Both endothelin-A (ETA) and endothelin-B (ETB) receptors are known to be present in human coronary arteries. However, their absolute and relative amounts, functional roles, and the influence of pathology are uncertain. The goal of the present study was to characterize endothelin receptors mediating constriction in human coronary arteries and to assess the influence of cardiomyopathy (CMP) and coronary artery disease (CAD) on ET receptors in human tissue. For comparison, porcine coronary arteries were evaluated in parallel. Competition binding experiments using [125I]ET-1 and different selective and nonselective ETA- and ETB-receptor agonists or antagonists revealed similar relative densities (relative Bmax) of ETA and ETB receptors in coronary arteries from human cardiomyopathic hearts (83% ETA and 17% ETB; n = 5) and porcine hearts (78% ETA and 22% ETB; n = 5). In marked contrast, the relative Bmax of ETB receptors were significantly higher in coronary arteries from human atherosclerotic hearts (51% ETA and 49% ETB; n = 3). Total receptor density (Bmax; fmol/mg protein) was highest in porcine (385 +/- 29) arteries, followed by human CAD (253 +/- 41) and CMP (174 +/- 20) coronary arteries. The relative and absolute Bmax values for ETA and ETB receptors in coronary arteries from a donor heart were similar to those obtained in CMP hearts. There were no significant differences in affinity constants (KD) values for ET-1, ET-3, Sarafotoxin S6c (SRTX S6c), BQ-123, and bosentan (Ro 47-0203) between tissues. In human coronary arteries from CMP hearts, ET-induced constriction seemed to be solely mediated via ETA receptors. In contrast, in porcine coronary arteries 20% of the maximal effect mediated by ET-1 could be attributed to ETB receptors, in agreement with the binding data. The functional role of ETB receptors in CAD tissue could not be evaluated because of the occurrence of spontaneous phasic contractions. We conclude that ETB receptors are up-regulated in human atherosclerotic coronary arteries. Further studies are needed to determine the pathophysiological importance of these receptors.
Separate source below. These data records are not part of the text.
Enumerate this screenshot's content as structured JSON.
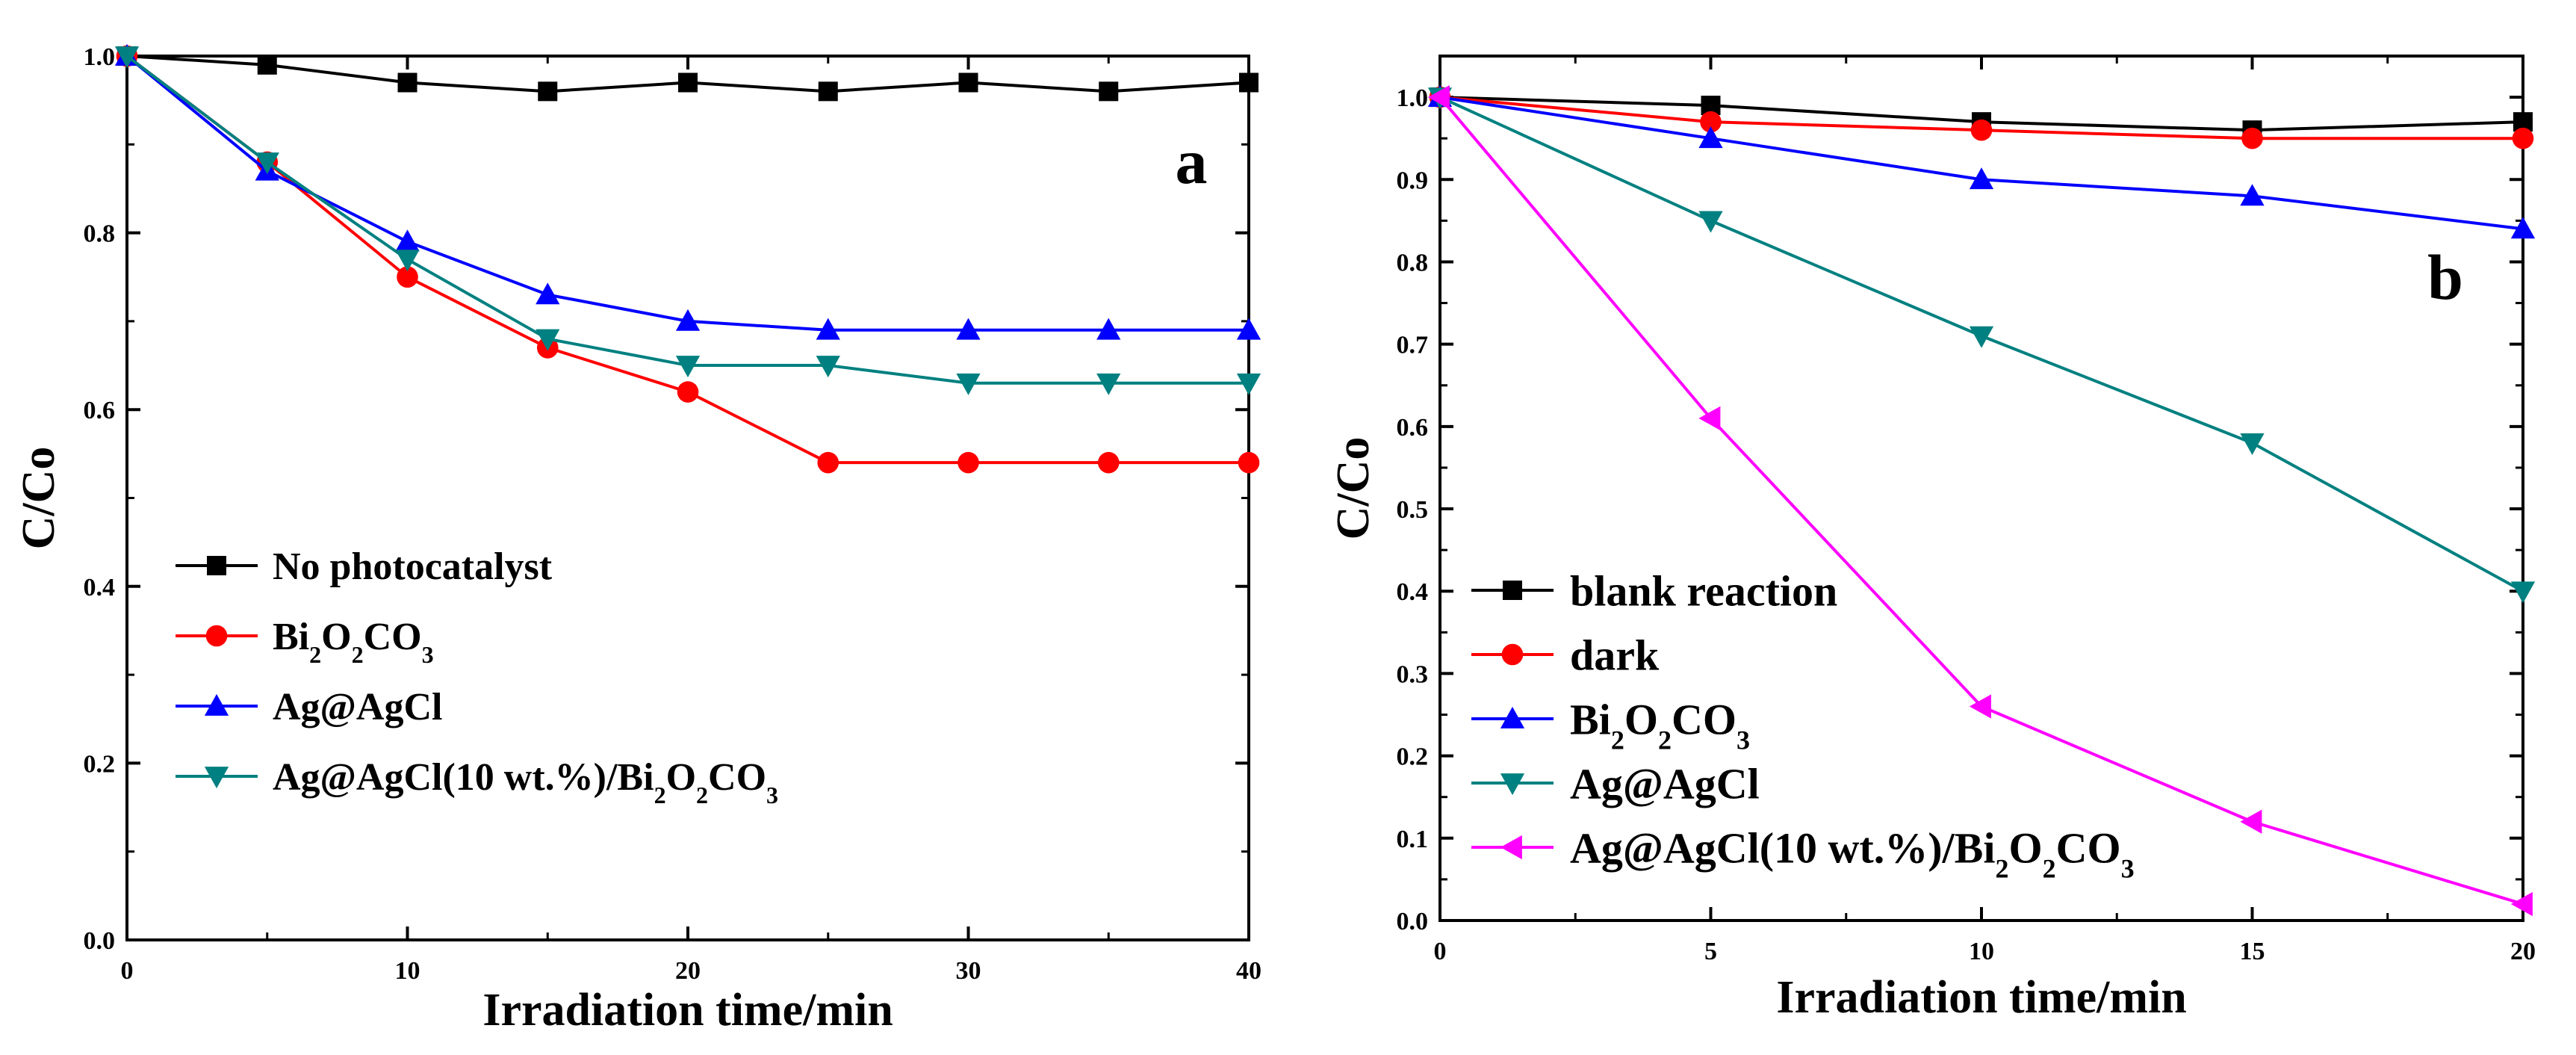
{
  "chart_data": [
    {
      "type": "line",
      "panel_label": "a",
      "xlabel": "Irradiation time/min",
      "ylabel": "C/Co",
      "xlim": [
        0,
        40
      ],
      "ylim": [
        0.0,
        1.0
      ],
      "x_ticks": [
        0,
        10,
        20,
        30,
        40
      ],
      "x_tick_labels": [
        "0",
        "10",
        "20",
        "30",
        "40"
      ],
      "y_ticks": [
        0.0,
        0.2,
        0.4,
        0.6,
        0.8,
        1.0
      ],
      "y_tick_labels": [
        "0.0",
        "0.2",
        "0.4",
        "0.6",
        "0.8",
        "1.0"
      ],
      "legend_position": "lower-left",
      "x": [
        0,
        5,
        10,
        15,
        20,
        25,
        30,
        35,
        40
      ],
      "series": [
        {
          "name": "No photocatalyst",
          "legend": [
            {
              "t": "No photocatalyst"
            }
          ],
          "color": "#000000",
          "marker": "square",
          "values": [
            1.0,
            0.99,
            0.97,
            0.96,
            0.97,
            0.96,
            0.97,
            0.96,
            0.97
          ]
        },
        {
          "name": "Bi2O2CO3",
          "legend": [
            {
              "t": "Bi"
            },
            {
              "t": "2",
              "sub": true
            },
            {
              "t": "O"
            },
            {
              "t": "2",
              "sub": true
            },
            {
              "t": "CO"
            },
            {
              "t": "3",
              "sub": true
            }
          ],
          "color": "#ff0000",
          "marker": "circle",
          "values": [
            1.0,
            0.88,
            0.75,
            0.67,
            0.62,
            0.54,
            0.54,
            0.54,
            0.54
          ]
        },
        {
          "name": "Ag@AgCl",
          "legend": [
            {
              "t": "Ag@AgCl"
            }
          ],
          "color": "#0000ff",
          "marker": "triangle-up",
          "values": [
            1.0,
            0.87,
            0.79,
            0.73,
            0.7,
            0.69,
            0.69,
            0.69,
            0.69
          ]
        },
        {
          "name": "Ag@AgCl(10 wt.%)/Bi2O2CO3",
          "legend": [
            {
              "t": "Ag@AgCl(10 wt.%)/Bi"
            },
            {
              "t": "2",
              "sub": true
            },
            {
              "t": "O"
            },
            {
              "t": "2",
              "sub": true
            },
            {
              "t": "CO"
            },
            {
              "t": "3",
              "sub": true
            }
          ],
          "color": "#008080",
          "marker": "triangle-down",
          "values": [
            1.0,
            0.88,
            0.77,
            0.68,
            0.65,
            0.65,
            0.63,
            0.63,
            0.63
          ]
        }
      ]
    },
    {
      "type": "line",
      "panel_label": "b",
      "xlabel": "Irradiation time/min",
      "ylabel": "C/Co",
      "xlim": [
        0,
        20
      ],
      "ylim": [
        0.0,
        1.05
      ],
      "x_ticks": [
        0,
        5,
        10,
        15,
        20
      ],
      "x_tick_labels": [
        "0",
        "5",
        "10",
        "15",
        "20"
      ],
      "y_ticks": [
        0.0,
        0.1,
        0.2,
        0.3,
        0.4,
        0.5,
        0.6,
        0.7,
        0.8,
        0.9,
        1.0
      ],
      "y_tick_labels": [
        "0.0",
        "0.1",
        "0.2",
        "0.3",
        "0.4",
        "0.5",
        "0.6",
        "0.7",
        "0.8",
        "0.9",
        "1.0"
      ],
      "legend_position": "lower-left",
      "x": [
        0,
        5,
        10,
        15,
        20
      ],
      "series": [
        {
          "name": "blank reaction",
          "legend": [
            {
              "t": "blank reaction"
            }
          ],
          "color": "#000000",
          "marker": "square",
          "values": [
            1.0,
            0.99,
            0.97,
            0.96,
            0.97
          ]
        },
        {
          "name": "dark",
          "legend": [
            {
              "t": "dark"
            }
          ],
          "color": "#ff0000",
          "marker": "circle",
          "values": [
            1.0,
            0.97,
            0.96,
            0.95,
            0.95
          ]
        },
        {
          "name": "Bi2O2CO3",
          "legend": [
            {
              "t": "Bi"
            },
            {
              "t": "2",
              "sub": true
            },
            {
              "t": "O"
            },
            {
              "t": "2",
              "sub": true
            },
            {
              "t": "CO"
            },
            {
              "t": "3",
              "sub": true
            }
          ],
          "color": "#0000ff",
          "marker": "triangle-up",
          "values": [
            1.0,
            0.95,
            0.9,
            0.88,
            0.84
          ]
        },
        {
          "name": "Ag@AgCl",
          "legend": [
            {
              "t": "Ag@AgCl"
            }
          ],
          "color": "#008080",
          "marker": "triangle-down",
          "values": [
            1.0,
            0.85,
            0.71,
            0.58,
            0.4
          ]
        },
        {
          "name": "Ag@AgCl(10 wt.%)/Bi2O2CO3",
          "legend": [
            {
              "t": "Ag@AgCl(10 wt.%)/Bi"
            },
            {
              "t": "2",
              "sub": true
            },
            {
              "t": "O"
            },
            {
              "t": "2",
              "sub": true
            },
            {
              "t": "CO"
            },
            {
              "t": "3",
              "sub": true
            }
          ],
          "color": "#ff00ff",
          "marker": "triangle-left",
          "values": [
            1.0,
            0.61,
            0.26,
            0.12,
            0.02
          ]
        }
      ]
    }
  ]
}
已知内皮素 -A(ETA)受体和内皮素 -B(ETB)受体均存在于人类冠状动脉中。然而,它们的绝对和相对含量、功能作用以及病理影响尚不确定。本研究的目的是表征介导人类冠状动脉收缩的内皮素受体,并评估心肌病(CMP)和冠状动脉疾病(CAD)对人体组织中ET受体的影响。为作比较,同时对猪冠状动脉进行了评估。使用[125I]ET -1以及不同的选择性和非选择性ETA和ETB受体激动剂或拮抗剂进行的竞争结合实验表明,人类心肌病心脏冠状动脉中ETA和ETB受体的相对密度(相对Bmax)相似(83%为ETA,17%为ETB;n = 5),猪心脏冠状动脉中也是如此(78%为ETA,22%为ETB;n = 5)。与之形成显著对比的是,人类动脉粥样硬化心脏冠状动脉中ETB受体的相对Bmax显著更高(51%为ETA,49%为ETB;n = 3)。总受体密度(Bmax;fmol/mg蛋白)在猪冠状动脉(385±29)中最高,其次是人类CAD冠状动脉(253± 41)和CMP冠状动脉(174±20)。供体心脏冠状动脉中ETA和ETB受体的相对和绝对Bmax值与CMP心脏中获得的值相似。各组织之间,ET -1、ET -3、Sarafotoxin S6c(SRTX S6c)、BQ -123和波生坦(Ro 47 - 0203)的亲和常数(KD)值没有显著差异。在CMP心脏的人类冠状动脉中,ET诱导的收缩似乎仅通过ETA受体介导。相比之下,在猪冠状动脉中,ET -1介导的最大效应的20%可归因于ETB受体,这与结合数据一致。由于出现自发性相位性收缩,无法评估CAD组织中ETB受体的功能作用。我们得出结论,人类动脉粥样硬化冠状动脉中ETB受体上调。需要进一步研究以确定这些受体的病理生理重要性。